Why invest with BlackRock?

BlackRock’s strategy seeks to deliver results for our clients throughout market volatility, interest cycles, and credit events – with a specific focus on preservation of principal, liquidity, and yield. We evaluate actual and projected economic and financial conditions in the marketplace, while reviewing our daily stress test outputs to craft the duration, liquidity targets, and credit exposures for our strategies.

We focus on liquidity while making investment decisions based on:
• Security selection and credit analysis
• Duration and yield curve positioning
• Sector positioning

This approach has been particularly effective during periods of high market volatility, uncertainty, and low interest rates – which have included challenges related to the banking sector, geopolitical issues, and debt ceiling events, among others. Of course, past performance is not indicative of future results.

WRAP UP

Money market overview

  • A money market fund (MMF) is a type of mutual fund that invests in short-term debt, primarily money market securities.

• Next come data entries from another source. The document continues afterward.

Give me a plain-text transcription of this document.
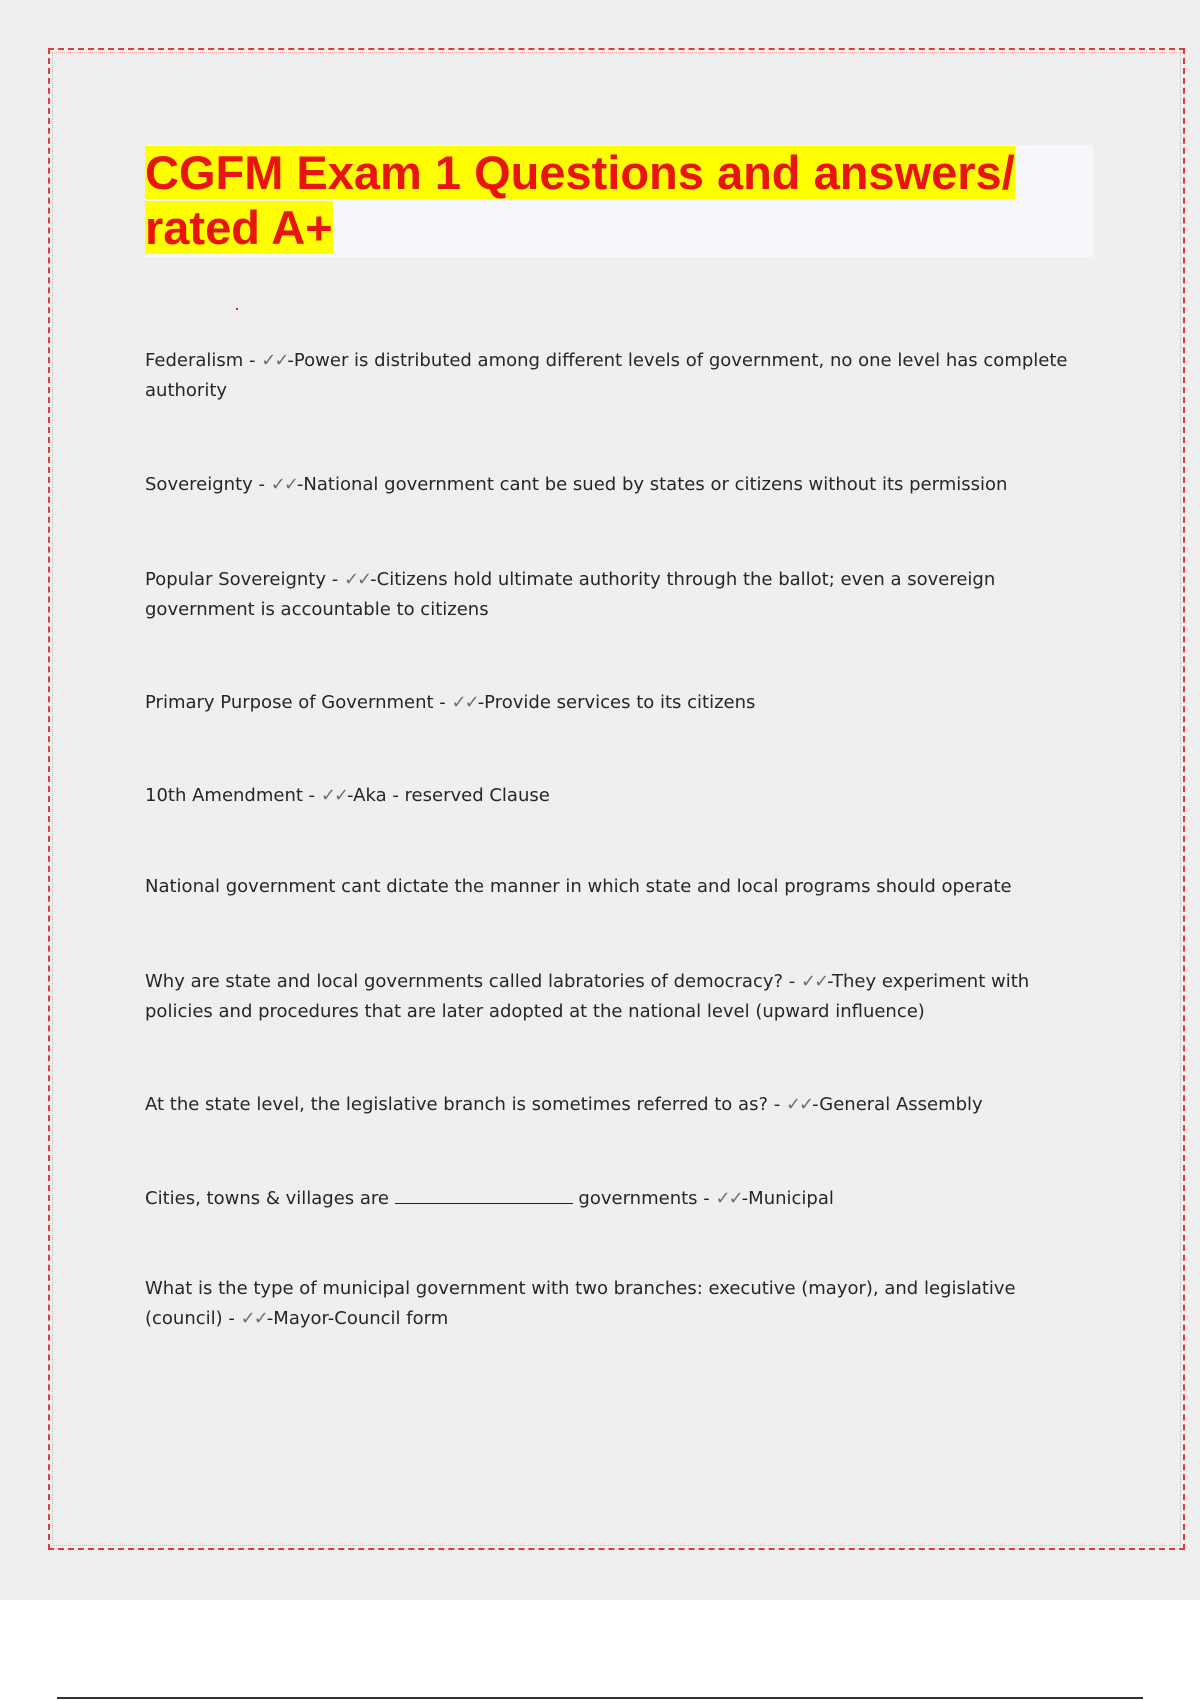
CGFM Exam 1 Questions and answers/
rated A+

Federalism - ✓✓-Power is distributed among different levels of government, no one level has complete authority

Sovereignty - ✓✓-National government cant be sued by states or citizens without its permission

Popular Sovereignty - ✓✓-Citizens hold ultimate authority through the ballot; even a sovereign government is accountable to citizens

Primary Purpose of Government - ✓✓-Provide services to its citizens

10th Amendment - ✓✓-Aka - reserved Clause

National government cant dictate the manner in which state and local programs should operate

Why are state and local governments called labratories of democracy? - ✓✓-They experiment with policies and procedures that are later adopted at the national level (upward influence)

At the state level, the legislative branch is sometimes referred to as? - ✓✓-General Assembly

Cities, towns & villages are	governments - ✓✓-Municipal

What is the type of municipal government with two branches: executive (mayor), and legislative (council) - ✓✓-Mayor-Council form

  • Like other types of mutual funds, MMFs create a portfolio of securities and sell shares to investors who can potentially earn returns in the form of income and capital gains.

  • Similar to a savings account, money market funds can provide daily liquidity, but they can offer the current market rate of interest – while savings accounts are subject to the given bank’s offered interest rate. Additionally, money market funds can offer the potential for greater investment diversification since the money is pooled to buy securities. Note that money market funds are not insured or guaranteed and may lose value.

    Consult a financial professional for advice on whether investing in a money market fund might be appropriate for you.

  • Rates may differ based on fund type, allocation, and market conditions.

  • The duration of your investment depends on your personal circumstances. Money market funds are considered a short-term investment strategy and provide daily liquidity for ease of access.

  • There are several basic types of money market funds, each of which invests in different kinds of securities in addition to holding cash and cash equivalents.